The critical issue for the future of Iran’s oil and gas sector is whether major international companies will be willing to follow suit. Many have signalled that they are keen to get involved, from France’s Total to Russia’s Lukoil and China National Petroleum Corporation, but as yet none have signed any deals under the new IPC. The current low oil price environment doesn’t make it any easier to push ahead with large, risky investments.
There have been some signs of movement though. On 9 October, Iran’s National Petrochemical Company (NPC) signed a letter of intent with UK-Dutch oil giant Royal Dutch Shell to study petrochemical projects in Iran. Deputy oil minister Amir Hossein Zamaninia said on the sidelines of the signing ceremony that Iran was planning to sign $10bn worth of oil contracts before the end of the current Iranian year, on 20 March 2017, according to remarks reported by the local Shana news agency.

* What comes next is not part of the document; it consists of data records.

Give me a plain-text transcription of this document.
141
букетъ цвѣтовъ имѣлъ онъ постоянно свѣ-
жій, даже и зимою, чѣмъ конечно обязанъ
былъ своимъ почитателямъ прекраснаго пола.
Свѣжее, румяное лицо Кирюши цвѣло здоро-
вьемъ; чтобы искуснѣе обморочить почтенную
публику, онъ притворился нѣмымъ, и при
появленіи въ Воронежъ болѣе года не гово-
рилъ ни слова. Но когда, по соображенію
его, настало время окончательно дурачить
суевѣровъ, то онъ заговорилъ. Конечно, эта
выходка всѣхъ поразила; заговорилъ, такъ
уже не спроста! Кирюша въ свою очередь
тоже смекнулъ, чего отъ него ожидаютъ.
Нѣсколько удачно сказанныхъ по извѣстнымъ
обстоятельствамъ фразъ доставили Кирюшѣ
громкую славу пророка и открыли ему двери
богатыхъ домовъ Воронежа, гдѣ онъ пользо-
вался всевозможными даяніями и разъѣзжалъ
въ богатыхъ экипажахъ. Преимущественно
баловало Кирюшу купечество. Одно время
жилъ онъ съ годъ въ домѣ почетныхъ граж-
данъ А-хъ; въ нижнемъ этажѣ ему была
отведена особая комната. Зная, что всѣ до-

Whether that will be possible depends on how comfortable international businesses are with the political situation in Iran. A presidential election is due to be held on 19 May next year. As it stands, the incumbent Hassan Rouhani looks the favourite to win. However, Iranian politics are notoriously difficult to predict and he may yet be excluded from the race by the Guardian Council, which vets all candidates.

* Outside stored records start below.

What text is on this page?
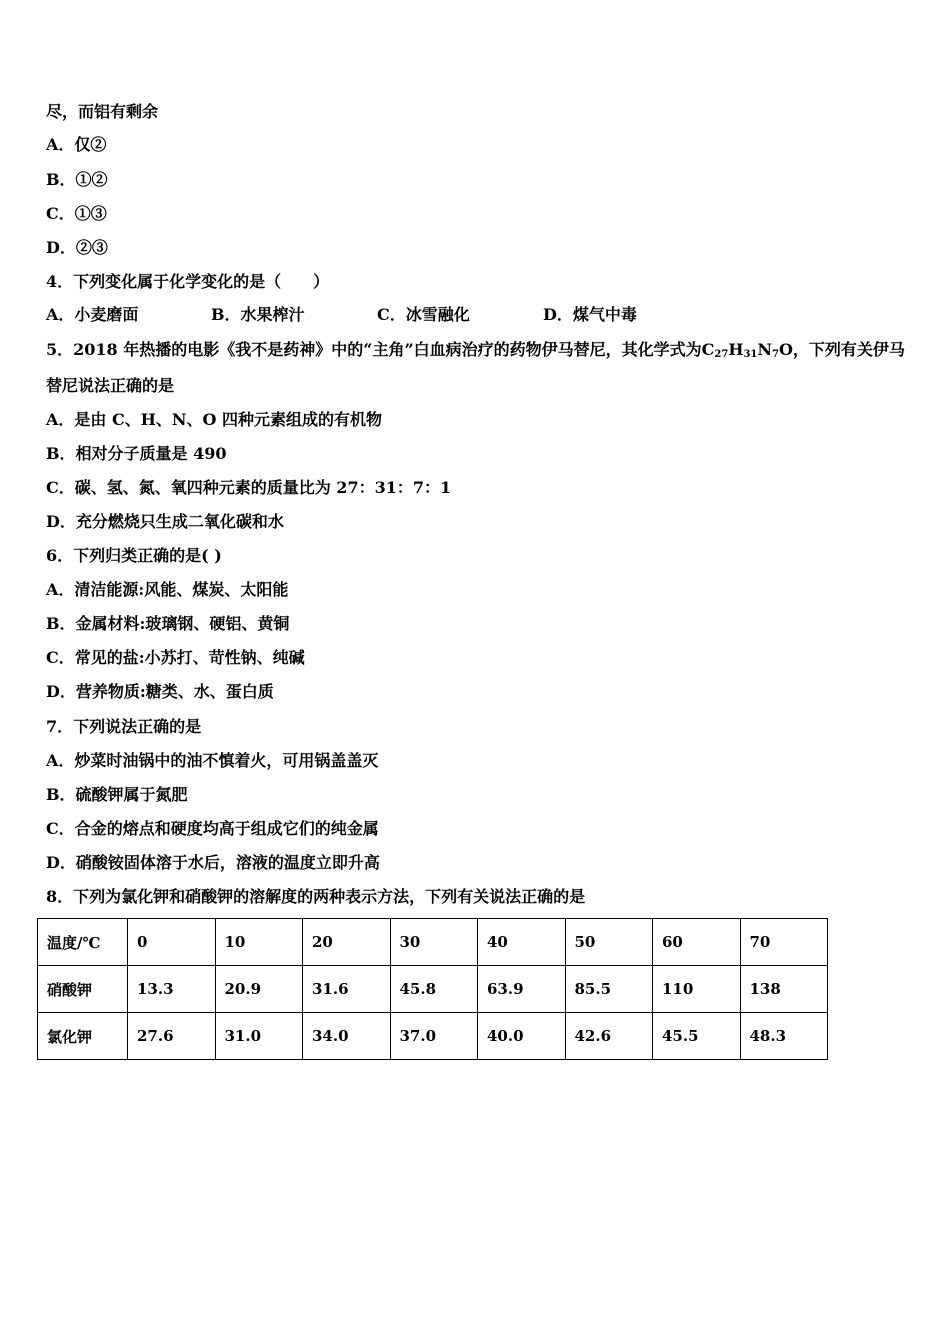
尽，而铝有剩余
A．仅②
B．①②
C．①③
D．②③
4．下列变化属于化学变化的是（　　）
A．小麦磨面	B．水果榨汁	C．冰雪融化	D．煤气中毒
5．2018 年热播的电影《我不是药神》中的“主角”白血病治疗的药物伊马替尼，其化学式为$C_{27}H_{31}N_7O$，下列有关伊马
替尼说法正确的是
A．是由 C、H、N、O 四种元素组成的有机物
B．相对分子质量是 490
C．碳、氢、氮、氧四种元素的质量比为 27：31：7：1
D．充分燃烧只生成二氧化碳和水
6．下列归类正确的是( )
A．清洁能源:风能、煤炭、太阳能
B．金属材料:玻璃钢、硬铝、黄铜
C．常见的盐:小苏打、苛性钠、纯碱
D．营养物质:糖类、水、蛋白质
7．下列说法正确的是
A．炒菜时油锅中的油不慎着火，可用锅盖盖灭
B．硫酸钾属于氮肥
C．合金的熔点和硬度均高于组成它们的纯金属
D．硝酸铵固体溶于水后，溶液的温度立即升高
8．下列为氯化钾和硝酸钾的溶解度的两种表示方法，下列有关说法正确的是
温度/℃	0	10	20	30	40	50	60	70
硝酸钾	13.3	20.9	31.6	45.8	63.9	85.5	110	138
氯化钾	27.6	31.0	34.0	37.0	40.0	42.6	45.5	48.3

Alternatively, he could lose to a hardline opponent. Supreme Leader Ali Khamenei has already told one former president, the populist Mahmoud Ahmadinejad, not to stand as he would be a polarising figure. Another conservative figure, the leader of the IRGC’s elite Quds force, Major General Qasem Soleimani, has also ruled himself out, but there are plenty of other potential rivals who could mount a serious challenge, including parliamentary speaker Ali Larijani and the mayor of Tehran, Mohammad Bagher Ghalibaf.
The result of the election will help to determine whether the current opening up of the economy continues, or whether it will be scaled back. There are many competing centres of power in the country and not all are enthusiastic about the current process of reform and openness.
“Technocrats in government see this as the only way to reinvigorate the economy, but the elite
are sceptical that opening up will see them lose control. However the example of Chinese economic transition indicates it is possible to open up the economy to foreign investment and competition without losing political control,” says Emadi.
The delicate balance of the situation leads some observers to suggest that caution is the best approach for now.
“In general, for long-term investment, you should be cautious with companies where ownership includes a government entity,” says Ali Nassersaeid, co-founder of the American Iranian Business Council. “The Iranian government is still in a state of flux as far as supporting the needs of foreign investment. They are making many of the right moves and their goal is to be a good place to invest. However, political issues could hamper these efforts.”